The Thirties were a highly prolific period for Carr, who was turning out three to five novels a year. Some of these were published under what became his most famous nom de plume, Carter Dickson. (Because the Dickson novels contain a great deal of a certain type of comedy, many of their earlier readers attributed them to P. G. Wodehouse. Could an American write like this? Never!)
In 1965 Carr left England and moved to Greenville, South Carolina, where he remained until his death in 1977.

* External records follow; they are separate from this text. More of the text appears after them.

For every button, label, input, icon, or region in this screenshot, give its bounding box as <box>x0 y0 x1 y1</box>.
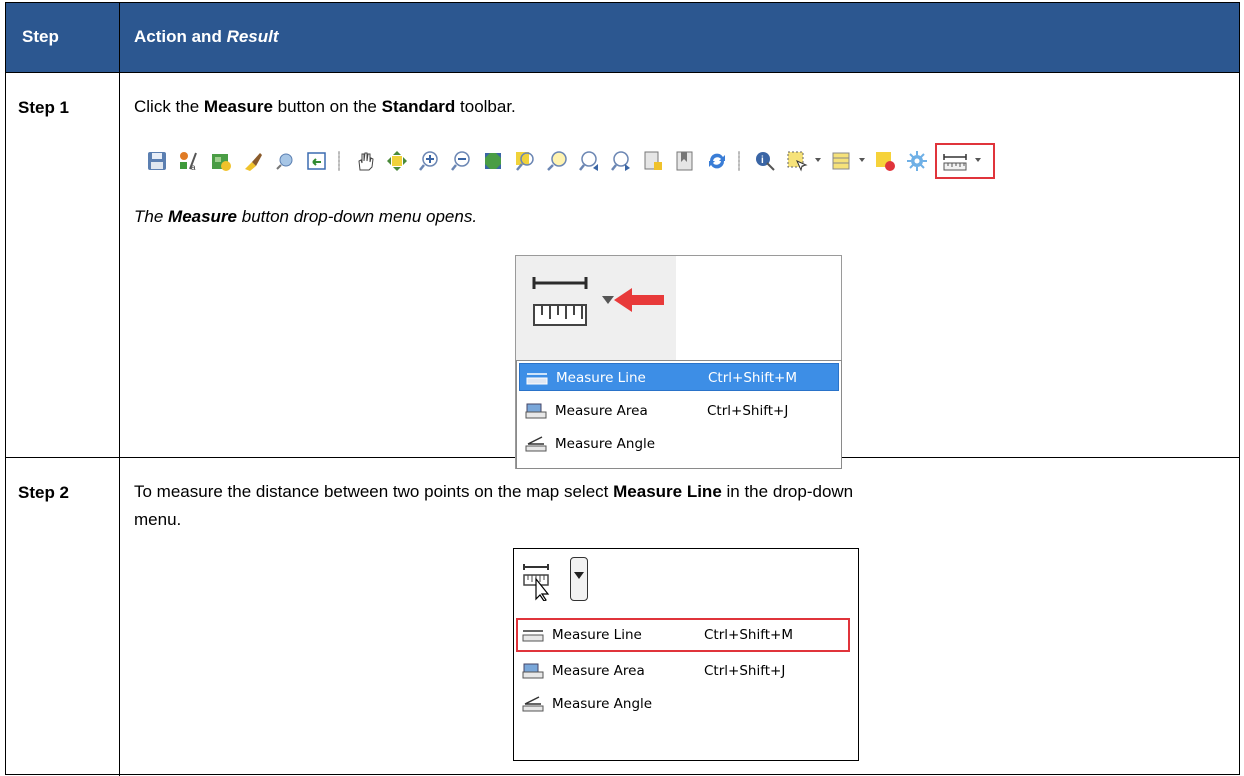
text-bold: Measure <box>168 207 238 226</box>
settings-icon[interactable] <box>906 150 928 172</box>
text-bold: Measure <box>203 97 273 116</box>
measure-line-screenshot: Measure Line Ctrl+Shift+M Measure Area C… <box>513 548 859 761</box>
menu-item-label: Measure Line <box>552 627 642 643</box>
measure-button-area <box>516 256 676 360</box>
dropdown-arrow-icon[interactable] <box>815 158 821 162</box>
menu-item-shortcut: Ctrl+Shift+M <box>704 627 793 643</box>
text-bold: Measure Line <box>613 482 722 501</box>
header-action-label: Action and Result <box>134 27 279 47</box>
measure-dropdown-menu: Measure Line Ctrl+Shift+M Measure Area C… <box>516 360 842 469</box>
menu-item-shortcut: Ctrl+Shift+M <box>708 370 797 386</box>
header-action-cell: Action and Result <box>119 3 1239 72</box>
step-cell: Step 1 <box>6 73 119 457</box>
dropdown-arrow-icon[interactable] <box>859 158 865 162</box>
style-manager-icon[interactable]: a <box>178 150 200 172</box>
measure-angle-icon <box>525 436 547 452</box>
dropdown-button[interactable] <box>570 557 588 601</box>
menu-item-label: Measure Area <box>555 403 648 419</box>
identify-icon[interactable]: i <box>754 150 776 172</box>
zoom-next-icon[interactable] <box>610 150 632 172</box>
menu-item-measure-line[interactable]: Measure Line Ctrl+Shift+M <box>519 363 839 391</box>
menu-item-shortcut: Ctrl+Shift+J <box>707 403 789 419</box>
text-run: in the drop-down <box>721 482 854 501</box>
header-action-italic: Result <box>226 27 279 46</box>
brush-icon[interactable] <box>242 150 264 172</box>
step-label: Step 2 <box>18 483 70 502</box>
deselect-icon[interactable] <box>874 150 896 172</box>
text-run: Click the <box>134 97 204 116</box>
text-run: toolbar. <box>455 97 516 116</box>
save-project-icon[interactable] <box>146 150 168 172</box>
attribute-icon[interactable] <box>830 150 852 172</box>
measure-dropdown-menu: Measure Line Ctrl+Shift+M Measure Area C… <box>514 613 857 760</box>
select-features-icon[interactable] <box>786 150 808 172</box>
step-cell: Step 2 <box>6 458 119 776</box>
header-action-prefix: Action and <box>134 27 227 46</box>
instruction-text: To measure the distance between two poin… <box>134 478 1224 534</box>
zoom-last-icon[interactable] <box>578 150 600 172</box>
measure-angle-icon <box>522 696 544 712</box>
toolbar-separator <box>338 151 340 171</box>
zoom-in-icon[interactable] <box>418 150 440 172</box>
add-layer-icon[interactable] <box>306 150 328 172</box>
new-bookmark-icon[interactable] <box>642 150 664 172</box>
menu-item-measure-line[interactable]: Measure Line Ctrl+Shift+M <box>516 621 855 649</box>
text-run: button on the <box>272 97 382 116</box>
menu-item-shortcut: Ctrl+Shift+J <box>704 663 786 679</box>
text-bold: Standard <box>381 97 456 116</box>
measure-icon[interactable] <box>942 150 968 172</box>
measure-cursor-icon[interactable] <box>522 561 556 601</box>
table-row-step-2: Step 2 To measure the distance between t… <box>6 458 1239 776</box>
header-step-cell: Step <box>6 3 119 72</box>
text-run: To measure the distance between two poin… <box>134 482 614 501</box>
menu-item-label: Measure Angle <box>555 436 656 452</box>
zoom-full-icon[interactable] <box>482 150 504 172</box>
action-cell: Click the Measure button on the Standard… <box>119 73 1239 469</box>
measure-dropdown-arrow-icon[interactable] <box>975 158 981 162</box>
instruction-table: Step Action and Result Step 1 Click the … <box>5 2 1240 776</box>
pan-icon[interactable] <box>354 150 376 172</box>
chevron-down-icon <box>574 572 584 579</box>
help-search-icon[interactable] <box>274 150 296 172</box>
measure-dropdown-screenshot: Measure Line Ctrl+Shift+M Measure Area C… <box>515 255 842 469</box>
menu-item-measure-angle[interactable]: Measure Angle <box>519 430 839 458</box>
header-step-label: Step <box>22 27 59 46</box>
zoom-to-layer-icon[interactable] <box>546 150 568 172</box>
svg-text:i: i <box>761 155 764 166</box>
step-label: Step 1 <box>18 98 70 117</box>
red-arrow-icon <box>614 288 664 312</box>
measure-area-icon <box>522 663 544 679</box>
menu-item-label: Measure Area <box>552 663 645 679</box>
menu-item-label: Measure Line <box>556 370 646 386</box>
measure-line-icon <box>526 373 548 385</box>
text-run: menu. <box>134 510 182 529</box>
measure-line-icon <box>522 630 544 642</box>
text-run: button drop-down menu opens. <box>237 207 478 226</box>
measure-area-icon <box>525 403 547 419</box>
zoom-out-icon[interactable] <box>450 150 472 172</box>
action-cell: To measure the distance between two poin… <box>119 458 1239 776</box>
table-row-step-1: Step 1 Click the Measure button on the S… <box>6 73 1239 469</box>
standard-toolbar: a i <box>132 141 1232 181</box>
refresh-icon[interactable] <box>706 150 728 172</box>
instruction-text: Click the Measure button on the Standard… <box>134 93 516 121</box>
text-run: The <box>134 207 169 226</box>
menu-item-label: Measure Angle <box>552 696 653 712</box>
menu-item-measure-area[interactable]: Measure Area Ctrl+Shift+J <box>516 657 855 685</box>
menu-item-measure-area[interactable]: Measure Area Ctrl+Shift+J <box>519 397 839 425</box>
zoom-to-selection-icon[interactable] <box>514 150 536 172</box>
svg-text:a: a <box>191 163 196 172</box>
pan-to-selection-icon[interactable] <box>386 150 408 172</box>
measure-large-icon[interactable] <box>530 273 592 335</box>
menu-item-measure-angle[interactable]: Measure Angle <box>516 690 855 718</box>
result-text: The Measure button drop-down menu opens. <box>134 203 477 231</box>
table-header-row: Step Action and Result <box>6 3 1239 73</box>
show-bookmarks-icon[interactable] <box>674 150 696 172</box>
toolbar-separator <box>738 151 740 171</box>
new-map-icon[interactable] <box>210 150 232 172</box>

In his lifetime, Carr received the Mystery Writers of America’s highest honor, the Grand Master Award, and was one of only two Americans (the other was Patricia Highsmith) ever admitted into the prestigious—but almost exclusively British—Detection Club, in his famous essay “The Grandest Game in the World”, Carr listed the qualities always present in the detective novel at its best: fair play, sound plot construction, and ingenuity. (He added, “Though this quality of ingenuity is not necessary to the detective story as such, you will never find the great masterpiece without it.”) That these qualities are prevalent in Carr’s work is obvious to his legions of readers. In the words of the great detective novelist-critic Edmund Crispin, “For subtlety, ingenuity, and atmosphere, he was one of the three or four best detective-story writers since Poe that the English language has known.”